Thu, Jun 12, 2014, 01:05

A Cabinet Minister who has appointed 311 people to State boards since the Government was formed in 2011 used the public advertising process in only 20 per cent of cases, the Seanad has heard.

Independent Mary Ann O’Brien said it is “worrying” that only one-fifth of the appointments by the Minister, whom she did not name, went through the Government’s “much heralded” public advertising process.

Ms O’Brien was speaking during a debate on legislation from Independent Feargal Quinn precluding those serving on a State board from payment. The Public Service Management (Transparency of Boards) Bill also provides that those appointed to a board could serve only if they filed a declaration with the Standards in Public Office Commission that only vouched expenses would be allowed and only when declared.

Mr Quinn said he drafted the Bill because of his concern “at the extent to which board membership of State bodies has become discredited and demeaned”. The Bill was about “recognising and safeguarding the role played by people appointed to serve on the boards of public bodies”, he said, noting that Minister for Public Expenditure and Reform Brendan Howlin had asked board members to voluntarily waive their fees.

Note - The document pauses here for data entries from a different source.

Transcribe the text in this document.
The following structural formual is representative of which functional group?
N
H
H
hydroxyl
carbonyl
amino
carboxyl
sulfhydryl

The Government rejected the Bill because legislation to reform the Ethics in Public Office Act is pending. Minister of State Ciarán Cannon said fees had been reduced significantly, with payments averaging €18,788 for a chairperson and €10,421 for members.

Abolishing payments is “a major departure from current practice” and in the long-term it would not ensure boards were made up of suitably qualified people across diverse backgrounds, he said.

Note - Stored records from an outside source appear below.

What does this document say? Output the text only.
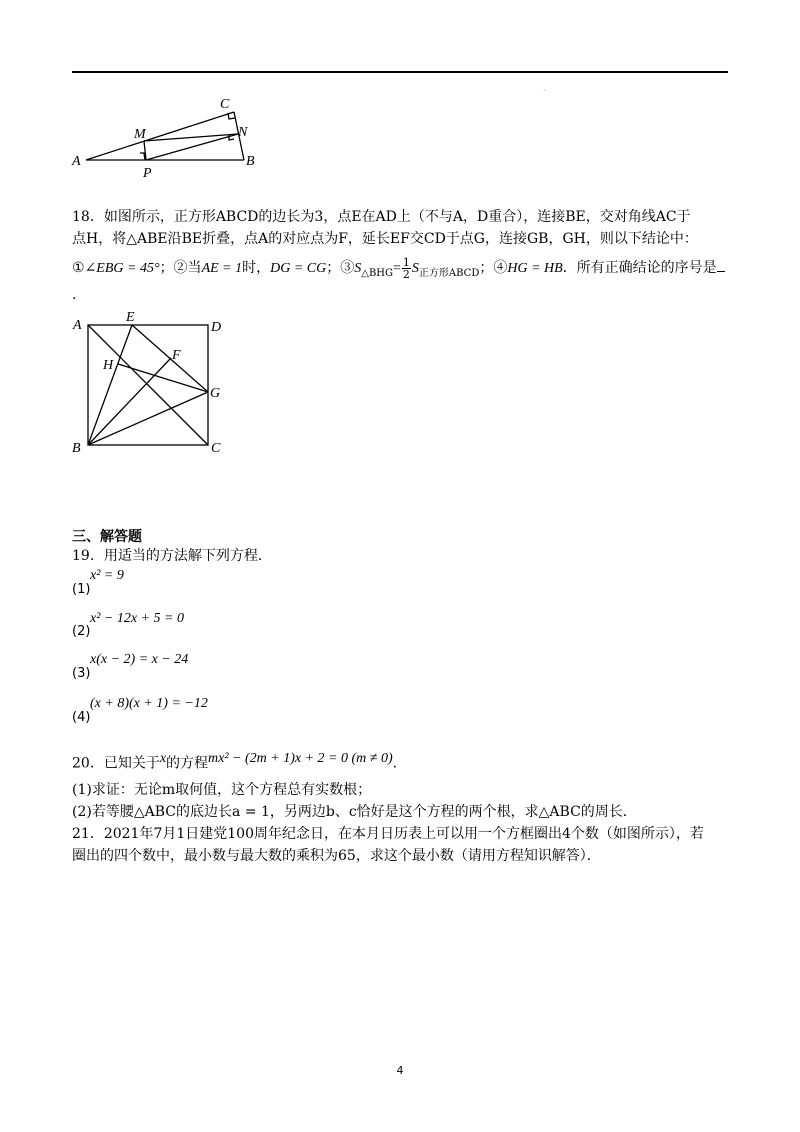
·
A	B
C
M	N
P
18．如图所示，正方形ABCD的边长为3，点E在AD上（不与A，D重合），连接BE，交对角线AC于
点H，将△ABE沿BE折叠，点A的对应点为F，延长EF交CD于点G，连接GB，GH，则以下结论中：
①∠EBG = 45°；②当AE = 1时，DG = CG；$③S_{\triangle BHG}= \frac{1}{2} S_{正方形ABCD}$；④HG = HB．所有正确结论的序号是
.
A
E
D
F
H
G
B	C
三、解答题
19．用适当的方法解下列方程．
x² = 9
(1)
x² − 12x + 5 = 0
(2)
x(x − 2) = x − 24
(3)
(x + 8)(x + 1) = −12
(4)
20．已知关于$^x$的方程$^{mx^2 - (2m + 1)x + 2 = 0 (m \ne 0)}$.
(1)求证：无论m取何值，这个方程总有实数根；
(2)若等腰△ABC的底边长a = 1，另两边b、c恰好是这个方程的两个根，求△ABC的周长．
21．2021年7月1日建党100周年纪念日，在本月日历表上可以用一个方框圈出4个数（如图所示），若
圈出的四个数中，最小数与最大数的乘积为65，求这个最小数（请用方程知识解答）．
4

Ms O’Brien said media coverage of State board appointments was all about money – what people were paid and if a company they owned gave service to the board. “If those people had been paid nothing there would have been nothing for newspapers to write about.”

Labour’s Aideen Hayden said she was concerned by Mr Quinn’s Bill. She said she did not want a situation where the only people who could serve on State boards were retired, independently wealthy or former civil servants.

The Bill was in effect asking people on State boards to subsidise the State, she said, and it was a “fake virtue” to encourage people to step forward and not accept remuneration.

Fianna Fáil’s Paschal Mooney said there was an old saying, “if you pay peanuts you get monkeys”, and there had to be some sort of incentive for people. He said public perception that “politicians are somehow milking the system” had been there “since the year dot” and nothing would change that perception.